No obstante, no era probable que Hagen los olvidara. Su madre había estado casi loca, además de haber sido una mujer muy descuidada. Tom no recordaba de ella una sola muestra de afecto. En cuanto a su padre, siempre lo había odiado. La ceguera de su madre, poco antes de su muerte, había terminado de desmoralizar al muchacho, y su propia infección ocular le parecía un funesto preámbulo. Cuando su padre murió, la joven mente de Tom Hagen sufrió una curiosa transformación. Había vagabundeado por las calles como un animal en espera de la muerte hasta el día en que Sonny lo encontró durmiendo en un rincón y se lo llevó a casa. Lo que había sucedido después fue un milagro. Sin embargo, durante años Tom Hagen había tenido horribles pesadillas en las que tanto él como sus hijos perdían la vista. Algunas mañanas, al despertar, lo primero que recordaba era el rostro de Don Corleone, y entonces se sentía seguro.

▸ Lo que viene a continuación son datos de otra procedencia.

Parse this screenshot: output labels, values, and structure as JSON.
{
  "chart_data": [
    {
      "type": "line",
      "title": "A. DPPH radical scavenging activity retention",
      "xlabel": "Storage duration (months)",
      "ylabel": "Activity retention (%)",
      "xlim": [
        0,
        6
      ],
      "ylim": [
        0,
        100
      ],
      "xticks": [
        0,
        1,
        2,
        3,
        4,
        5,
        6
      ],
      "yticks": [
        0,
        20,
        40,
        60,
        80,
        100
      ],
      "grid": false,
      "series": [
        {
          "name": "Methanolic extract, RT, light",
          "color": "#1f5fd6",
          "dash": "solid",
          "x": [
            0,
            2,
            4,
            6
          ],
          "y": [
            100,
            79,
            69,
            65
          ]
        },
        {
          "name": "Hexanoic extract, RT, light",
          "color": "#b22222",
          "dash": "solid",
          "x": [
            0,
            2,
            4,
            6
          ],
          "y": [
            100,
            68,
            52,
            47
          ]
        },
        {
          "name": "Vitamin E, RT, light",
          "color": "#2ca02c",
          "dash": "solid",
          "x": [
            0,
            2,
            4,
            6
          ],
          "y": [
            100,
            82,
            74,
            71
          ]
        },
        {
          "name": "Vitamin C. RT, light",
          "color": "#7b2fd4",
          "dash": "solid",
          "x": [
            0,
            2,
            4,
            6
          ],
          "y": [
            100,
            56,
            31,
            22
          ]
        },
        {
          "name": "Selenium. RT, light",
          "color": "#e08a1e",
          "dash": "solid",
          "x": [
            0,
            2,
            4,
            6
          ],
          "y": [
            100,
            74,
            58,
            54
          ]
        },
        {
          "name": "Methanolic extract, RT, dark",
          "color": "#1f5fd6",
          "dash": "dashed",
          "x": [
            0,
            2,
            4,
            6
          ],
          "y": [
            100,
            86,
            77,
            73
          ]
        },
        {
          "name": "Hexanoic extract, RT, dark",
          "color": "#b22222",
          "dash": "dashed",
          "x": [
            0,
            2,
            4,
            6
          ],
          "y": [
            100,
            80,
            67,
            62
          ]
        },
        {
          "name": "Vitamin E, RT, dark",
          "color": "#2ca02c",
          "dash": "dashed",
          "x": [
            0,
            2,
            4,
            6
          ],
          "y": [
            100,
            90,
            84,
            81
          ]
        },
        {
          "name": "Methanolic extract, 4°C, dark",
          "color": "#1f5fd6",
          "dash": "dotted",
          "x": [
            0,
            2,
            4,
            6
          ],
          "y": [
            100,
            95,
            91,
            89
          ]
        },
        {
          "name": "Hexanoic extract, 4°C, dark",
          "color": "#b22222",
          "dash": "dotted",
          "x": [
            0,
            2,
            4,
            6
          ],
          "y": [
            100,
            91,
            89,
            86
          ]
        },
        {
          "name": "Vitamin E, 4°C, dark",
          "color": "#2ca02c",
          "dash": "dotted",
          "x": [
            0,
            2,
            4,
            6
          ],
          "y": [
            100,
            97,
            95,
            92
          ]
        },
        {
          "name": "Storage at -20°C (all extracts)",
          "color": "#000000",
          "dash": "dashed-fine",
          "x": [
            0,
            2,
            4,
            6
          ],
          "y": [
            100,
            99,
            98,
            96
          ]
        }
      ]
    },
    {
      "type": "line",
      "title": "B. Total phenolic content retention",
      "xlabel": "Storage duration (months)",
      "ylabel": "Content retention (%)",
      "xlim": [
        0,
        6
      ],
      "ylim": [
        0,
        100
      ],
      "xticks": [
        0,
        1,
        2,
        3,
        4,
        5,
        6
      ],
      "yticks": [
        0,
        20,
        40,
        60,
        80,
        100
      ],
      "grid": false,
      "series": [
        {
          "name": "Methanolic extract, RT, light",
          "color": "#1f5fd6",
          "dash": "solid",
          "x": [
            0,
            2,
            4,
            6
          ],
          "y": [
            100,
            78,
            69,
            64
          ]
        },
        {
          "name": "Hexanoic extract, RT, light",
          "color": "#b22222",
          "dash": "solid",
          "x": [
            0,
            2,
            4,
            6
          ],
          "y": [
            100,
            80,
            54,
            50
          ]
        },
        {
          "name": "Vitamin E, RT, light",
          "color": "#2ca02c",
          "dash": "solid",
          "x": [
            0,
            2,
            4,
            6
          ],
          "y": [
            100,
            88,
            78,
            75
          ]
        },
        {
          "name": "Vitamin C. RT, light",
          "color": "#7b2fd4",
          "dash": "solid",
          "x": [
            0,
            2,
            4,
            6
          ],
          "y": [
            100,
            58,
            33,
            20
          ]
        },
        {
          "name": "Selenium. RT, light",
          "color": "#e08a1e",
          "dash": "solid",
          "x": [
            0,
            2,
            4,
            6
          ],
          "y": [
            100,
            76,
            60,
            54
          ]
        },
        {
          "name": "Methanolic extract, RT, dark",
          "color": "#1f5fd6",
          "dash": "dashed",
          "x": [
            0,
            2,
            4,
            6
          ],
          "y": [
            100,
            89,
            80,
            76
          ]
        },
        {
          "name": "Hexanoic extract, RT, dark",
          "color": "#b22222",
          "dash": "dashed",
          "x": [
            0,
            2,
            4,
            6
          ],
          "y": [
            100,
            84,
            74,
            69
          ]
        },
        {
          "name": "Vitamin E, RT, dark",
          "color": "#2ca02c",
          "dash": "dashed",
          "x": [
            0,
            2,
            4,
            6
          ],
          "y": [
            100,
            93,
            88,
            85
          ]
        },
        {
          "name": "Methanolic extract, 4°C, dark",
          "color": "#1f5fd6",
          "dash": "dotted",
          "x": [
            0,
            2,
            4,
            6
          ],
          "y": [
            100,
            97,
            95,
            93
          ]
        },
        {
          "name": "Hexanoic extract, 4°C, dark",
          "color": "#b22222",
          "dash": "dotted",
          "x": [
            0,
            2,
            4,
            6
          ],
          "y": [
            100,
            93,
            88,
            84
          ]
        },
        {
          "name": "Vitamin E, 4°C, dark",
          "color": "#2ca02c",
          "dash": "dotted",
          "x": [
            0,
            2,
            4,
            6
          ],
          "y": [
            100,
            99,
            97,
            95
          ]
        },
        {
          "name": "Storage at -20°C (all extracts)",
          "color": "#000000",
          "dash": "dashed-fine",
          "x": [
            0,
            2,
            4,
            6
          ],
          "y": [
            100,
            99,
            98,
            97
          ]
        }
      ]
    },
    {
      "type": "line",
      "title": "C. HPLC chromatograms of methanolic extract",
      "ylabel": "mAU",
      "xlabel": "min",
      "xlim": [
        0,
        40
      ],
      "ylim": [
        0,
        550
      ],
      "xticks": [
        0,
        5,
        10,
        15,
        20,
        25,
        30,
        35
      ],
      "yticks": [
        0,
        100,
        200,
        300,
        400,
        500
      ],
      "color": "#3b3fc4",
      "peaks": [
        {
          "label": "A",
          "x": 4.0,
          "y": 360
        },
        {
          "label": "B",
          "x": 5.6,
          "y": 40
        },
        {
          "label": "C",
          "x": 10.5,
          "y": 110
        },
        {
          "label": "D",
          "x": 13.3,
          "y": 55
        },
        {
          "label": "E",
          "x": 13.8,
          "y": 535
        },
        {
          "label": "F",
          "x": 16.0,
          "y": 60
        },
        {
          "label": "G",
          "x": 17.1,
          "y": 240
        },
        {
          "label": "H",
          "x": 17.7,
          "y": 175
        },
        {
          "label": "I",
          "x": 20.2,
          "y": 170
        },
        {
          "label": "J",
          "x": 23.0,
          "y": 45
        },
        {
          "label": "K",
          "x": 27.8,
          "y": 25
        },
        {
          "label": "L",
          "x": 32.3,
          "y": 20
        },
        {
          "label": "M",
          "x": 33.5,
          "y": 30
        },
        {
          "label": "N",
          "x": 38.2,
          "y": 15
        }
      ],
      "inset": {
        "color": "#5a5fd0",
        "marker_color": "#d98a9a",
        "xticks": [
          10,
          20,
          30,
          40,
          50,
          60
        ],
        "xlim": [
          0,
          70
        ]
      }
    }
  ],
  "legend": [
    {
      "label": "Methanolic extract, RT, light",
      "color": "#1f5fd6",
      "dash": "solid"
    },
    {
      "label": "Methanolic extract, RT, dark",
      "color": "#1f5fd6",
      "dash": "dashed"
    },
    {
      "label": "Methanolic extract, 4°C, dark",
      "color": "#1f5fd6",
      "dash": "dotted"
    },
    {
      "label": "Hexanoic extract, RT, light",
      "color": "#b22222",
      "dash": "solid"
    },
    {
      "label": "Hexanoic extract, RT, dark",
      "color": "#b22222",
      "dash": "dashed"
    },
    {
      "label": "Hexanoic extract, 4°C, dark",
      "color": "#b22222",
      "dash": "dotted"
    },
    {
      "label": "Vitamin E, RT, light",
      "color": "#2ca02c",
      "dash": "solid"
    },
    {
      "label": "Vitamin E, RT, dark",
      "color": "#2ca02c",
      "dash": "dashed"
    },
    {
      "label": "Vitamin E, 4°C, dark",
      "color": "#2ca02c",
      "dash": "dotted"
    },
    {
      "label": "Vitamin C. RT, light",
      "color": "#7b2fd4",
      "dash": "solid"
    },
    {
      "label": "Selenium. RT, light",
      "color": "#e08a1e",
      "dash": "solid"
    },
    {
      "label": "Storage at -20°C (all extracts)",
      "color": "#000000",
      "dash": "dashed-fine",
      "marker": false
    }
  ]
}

Pese a todo ello, el Don había insistido en que durante tres años compaginara el ejercicio de la abogacía con el trabajo en los negocios de la Familia. Con el tiempo esta experiencia le fue muy valiosa y le sirvió para despejar cualquier duda que pudiera albergar en relación con el tipo de negocios a que se dedicaba el Don. Luego había pasado dos años trabajando en una importante firma de criminalistas en la que Don Corleone tenía cierta influencia, y donde pronto se hizo evidente que el joven Hagen estaba muy bien dotado para esta rama de la abogacía. Después pasó a dedicarse en exclusiva a los negocios de la Familia, y Don Corleone nunca había tenido, en los seis años que siguieron, nada que reprocharle.

Cuando ocupó el cargo de consigliere interino, las otras poderosas familias sicilianas empezaron a referirse a la familia Corleone calificándola de “la banda irlandesa”. Hagen encontró el mote muy divertido, pero también se dio cuenta de que nunca podría aspirar a suceder al Don en los negocios familiares. A pesar de todo, estaba satisfecho. En realidad, nunca había aspirado a suceder al Don, pues tal ambición hubiera sido una gran “falta de respeto” para con su benefactor y para con la verdadera familia de éste.